A key point that Habermas omits, however, is that in the Greek world the private and public were gendered spheres. The head of a household was always male, and women had no real legal or political status. The public realm was male, competitive and open: the private realm was female, and secret.

Habermas begins to chart the transformation and development of these of Greek categories. He makes it clear that the "modern" public sphere is tied to very specific economic, social and political conditions.

The stage that comes after the classical period for Habermas is the "feudal period", or the Middle Ages. For Habermas, a social hierarchy of orders or estates characterizes this period, with the King at the top, followed by the nobility and then the common people. There is no division between public and private in the modern sense, in that the King is the only "public" thing in the kingdom. There are no private or public institutions, hence Habermas' admission that he can find no "sociological basis" for the public sphere. However, publicity does exist in a representative form. It is not exactly the competitive, masculine publicity evident in ancient Greece, but rather a display of status and power.

In representative publicity, the King or noble displays his status before the people in a ceremonial display.

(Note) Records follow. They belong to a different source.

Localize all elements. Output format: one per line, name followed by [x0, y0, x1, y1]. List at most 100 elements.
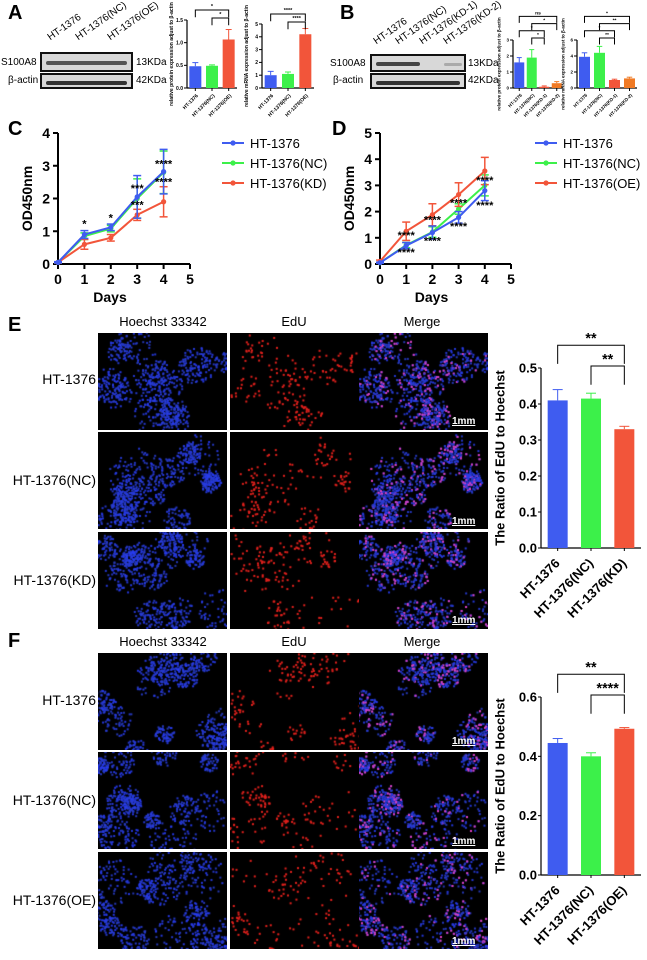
micrograph-edu	[230, 653, 359, 750]
x-tick-label: 5	[186, 271, 194, 287]
micrograph-merge	[359, 752, 488, 849]
legend-label: HT-1376(NC)	[250, 156, 327, 171]
y-tick-label: 4	[42, 125, 50, 141]
column-header: EdU	[281, 634, 307, 649]
size-label: 42KDa	[468, 75, 499, 86]
y-tick-label: 3	[42, 158, 50, 174]
bar	[547, 742, 568, 875]
data-point	[456, 191, 462, 198]
significance-label: **	[602, 352, 614, 368]
micrograph-hoechst	[98, 333, 227, 430]
significance-label: **	[613, 18, 617, 24]
significance-bracket	[590, 365, 625, 385]
significance-label: *	[82, 218, 87, 230]
micrograph-edu	[230, 852, 359, 949]
y-axis-label: relative mRNA expression adjust to β-act…	[244, 5, 250, 107]
y-tick-label: 2	[255, 60, 258, 66]
micrograph-hoechst	[98, 653, 227, 750]
panel-label-e: E	[8, 314, 22, 336]
x-axis-label: Days	[93, 289, 127, 305]
significance-label: ****	[292, 16, 301, 22]
significance-bracket	[211, 17, 230, 26]
bar	[551, 83, 562, 88]
legend-label: HT-1376(OE)	[563, 176, 640, 191]
row-label: HT-1376(OE)	[12, 892, 96, 908]
y-axis-label: relative protein expression adjust to β-…	[496, 17, 501, 111]
scale-bar: 1mm	[452, 936, 476, 947]
bar	[547, 400, 568, 548]
y-tick-label: 0.6	[519, 690, 537, 705]
size-label: 42KDa	[136, 75, 167, 86]
y-tick-label: 6	[570, 38, 573, 43]
micrograph-merge	[359, 432, 488, 529]
significance-label: *	[219, 12, 222, 18]
significance-label: *	[537, 32, 539, 38]
significance-label: *	[543, 18, 545, 24]
significance-bracket	[584, 30, 615, 38]
y-tick-label: 2	[364, 204, 372, 220]
y-tick-label: 1.0	[176, 40, 183, 46]
panel-label-d: D	[332, 118, 347, 140]
chart-E: 0.00.10.20.30.40.5HT-1376HT-1376(NC)HT-1…	[493, 331, 641, 621]
data-point	[161, 169, 167, 175]
y-tick-label: 1.5	[176, 18, 183, 24]
protein-label: S100A8	[330, 58, 366, 69]
significance-label: ****	[398, 230, 416, 242]
y-axis-label: relative mRNA expression adjust to β-act…	[560, 18, 565, 110]
x-tick-label: 2	[107, 271, 115, 287]
panel-label-b: B	[340, 2, 355, 24]
bar	[624, 78, 635, 88]
data-point	[81, 241, 87, 247]
micrograph-hoechst	[98, 532, 227, 629]
scale-bar: 1mm	[452, 836, 476, 847]
bar	[581, 398, 601, 548]
y-axis-label: The Ratio of EdU to Hoechst	[493, 370, 508, 546]
y-tick-label: 4	[255, 35, 258, 41]
y-tick-label: 5	[255, 22, 258, 28]
y-tick-label: 1	[506, 70, 509, 75]
significance-label: *	[606, 10, 608, 16]
y-tick-label: 0.3	[519, 433, 537, 448]
data-point	[456, 214, 462, 220]
data-point	[429, 229, 435, 236]
significance-bracket	[599, 23, 630, 31]
bar	[282, 73, 294, 88]
bar	[189, 66, 202, 88]
micrograph-edu	[230, 532, 359, 629]
legend-label: HT-1376(NC)	[563, 156, 640, 171]
y-tick-label: 0.4	[519, 397, 538, 412]
significance-label: ****	[450, 221, 468, 233]
micrograph-merge	[359, 653, 488, 750]
micrograph-merge	[359, 333, 488, 430]
significance-bracket	[599, 37, 615, 45]
significance-bracket	[531, 23, 558, 31]
panel-label-c: C	[8, 118, 23, 140]
column-header: Merge	[403, 314, 441, 329]
bar	[299, 34, 312, 88]
scale-bar: 1mm	[452, 416, 476, 427]
legend-marker	[230, 140, 236, 146]
y-tick-label: 3	[255, 47, 258, 53]
significance-label: ****	[450, 197, 468, 209]
panel-label-a: A	[8, 2, 23, 24]
y-tick-label: 2	[42, 191, 50, 207]
significance-bracket	[518, 30, 545, 38]
significance-bracket	[287, 21, 306, 30]
significance-label: ****	[476, 175, 494, 187]
bar	[206, 65, 218, 88]
y-tick-label: 0.0	[176, 86, 183, 92]
y-tick-label: 0	[42, 256, 50, 272]
significance-bracket	[557, 673, 625, 693]
legend-marker	[543, 160, 549, 166]
legend-marker	[230, 180, 236, 186]
data-point	[134, 194, 140, 200]
x-tick-label: 3	[455, 271, 463, 287]
micrograph-hoechst	[98, 852, 227, 949]
x-tick-label: 0	[376, 271, 384, 287]
y-axis-label: OD450nm	[341, 166, 357, 231]
y-tick-label: 5	[364, 125, 372, 141]
size-label: 13KDa	[136, 57, 167, 68]
scale-bar: 1mm	[452, 516, 476, 527]
significance-label: **	[585, 660, 597, 676]
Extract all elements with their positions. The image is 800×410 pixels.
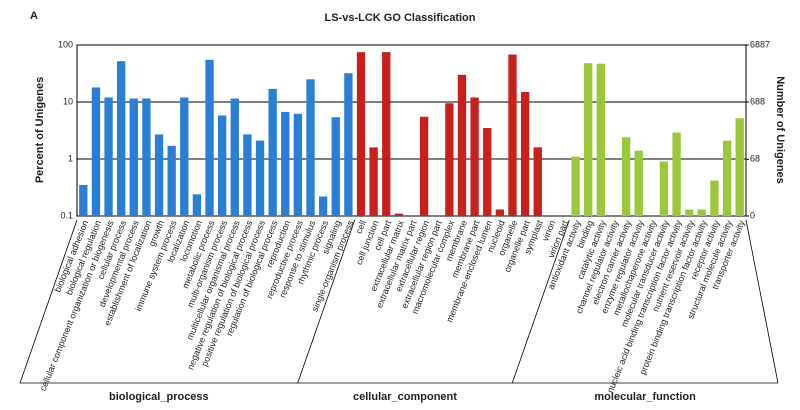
bar — [180, 97, 189, 216]
bar — [584, 63, 593, 216]
bar — [167, 145, 176, 216]
bar — [508, 54, 517, 216]
bar — [356, 52, 366, 217]
group-label: molecular_function — [594, 391, 696, 403]
bar — [520, 91, 530, 216]
bar — [470, 97, 479, 216]
bar — [697, 209, 706, 216]
bar — [710, 180, 719, 216]
bar — [142, 98, 151, 216]
bar — [205, 59, 214, 216]
y-tick-label: 10 — [63, 96, 73, 106]
bar — [571, 156, 580, 216]
bar — [369, 147, 378, 216]
bar — [255, 140, 265, 216]
bar — [344, 73, 353, 216]
bar — [243, 134, 252, 216]
bar — [129, 98, 138, 216]
bar — [533, 147, 542, 216]
bar — [419, 116, 429, 216]
group-label: cellular_component — [353, 391, 457, 403]
bar — [318, 196, 328, 216]
bar — [634, 150, 643, 216]
group-bracket — [745, 219, 779, 384]
bar — [104, 97, 113, 216]
bar — [331, 117, 340, 216]
y-tick-label: 0.1 — [60, 210, 73, 220]
group-bracket — [297, 219, 356, 384]
bar — [281, 111, 290, 216]
bar — [722, 140, 732, 216]
group-bracket — [511, 219, 570, 384]
x-tick-label: cell — [354, 219, 368, 235]
y-axis-label: Percent of Unigenes — [34, 77, 46, 183]
bar — [685, 209, 694, 216]
bar — [293, 113, 303, 216]
bar — [483, 127, 492, 216]
bar — [596, 63, 606, 216]
plot-frame — [76, 44, 747, 217]
chart-title: LS-vs-LCK GO Classification — [325, 12, 476, 24]
bar — [457, 74, 467, 217]
bar — [621, 137, 631, 216]
bar — [659, 161, 669, 216]
bar — [217, 115, 227, 216]
bar — [382, 52, 391, 217]
bar — [445, 103, 454, 216]
bar — [117, 61, 126, 217]
bar — [91, 87, 101, 217]
y-tick-label: 100 — [58, 39, 73, 49]
group-label: biological_process — [109, 391, 209, 403]
bar — [306, 79, 315, 217]
y2-tick-label: 68 — [750, 154, 760, 164]
y-tick-label: 1 — [68, 153, 73, 163]
y2-tick-label: 688 — [750, 96, 765, 106]
y2-axis-label: Number of Unigenes — [774, 76, 786, 184]
bar — [672, 132, 681, 216]
y2-tick-label: 6887 — [750, 39, 770, 49]
bar — [230, 98, 239, 216]
bar — [192, 194, 202, 216]
bar — [154, 134, 164, 216]
panel-label: A — [30, 10, 38, 22]
bar — [495, 209, 505, 216]
bar — [735, 118, 744, 216]
bar — [268, 88, 277, 216]
y2-tick-label: 0 — [750, 210, 755, 220]
bar — [394, 213, 404, 216]
bar — [79, 184, 88, 216]
group-bracket — [19, 219, 78, 384]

He represents himself before a public; no discussion or collective action takes place. The public is merely required to watch, and to acclaim the sovereign. Such ceremonies typically take place at court. The best examples of this kind of publicity, according to Habermas, are the French and Burgundian courts of the fifteenth century, and the court of Louis XIV of France.

Representative publicity and the structures that surrounded it were dissolved by the development of the bourgeois, capitalist system. The emergence of a capitalist economy in early modern Europe both supported and undermined the old structures. News and commodities were key features in this process. Trade in commodities such as spices and coal developed, and required new economic structures; merchants formed companies, and began to promote their commercial interests. Initially, the trade in news was directly related to business needs. Merchants needed information about ships, the weather and the political situation in various countries. But this need became more generalized, and news reached a wider audience. This was the very beginning of a critical, debating press.

The new economic structures of early capitalism formed what Habermas calls civil society. Its specific character depended on the separation of household and production. Economics, a word which comes from oikos, no longer related to household production but to a more public system of exchange.

From the beginning, civil society was linked to the modern state. The state developed alongside the new kinds of business and economic structure. Its major components were new systems of taxation to exploit the wealth of the new economy, systems of administration to control the population, and a more permanent army. In this period, according to Habermas, the state began to take on more and more functions, and to affect people's lives more directly. This involvement provided the basis for critical debate. Habermas argues that in complaining about tax officials, or debating with minor officials, people began to learn how to use their reason publicly and critically.

The last key development is the emergence of a new social class. The bourgeoisie, or middle class, grew in numbers and influence; it became a reading public. The bourgeois is the most important element in Habermas' story in many ways. The last remaining factor was the further development of the press from providing information to encouraging critical debate. Habermas ends the section by leaving the bourgeois poised at the beginning of the public sphere.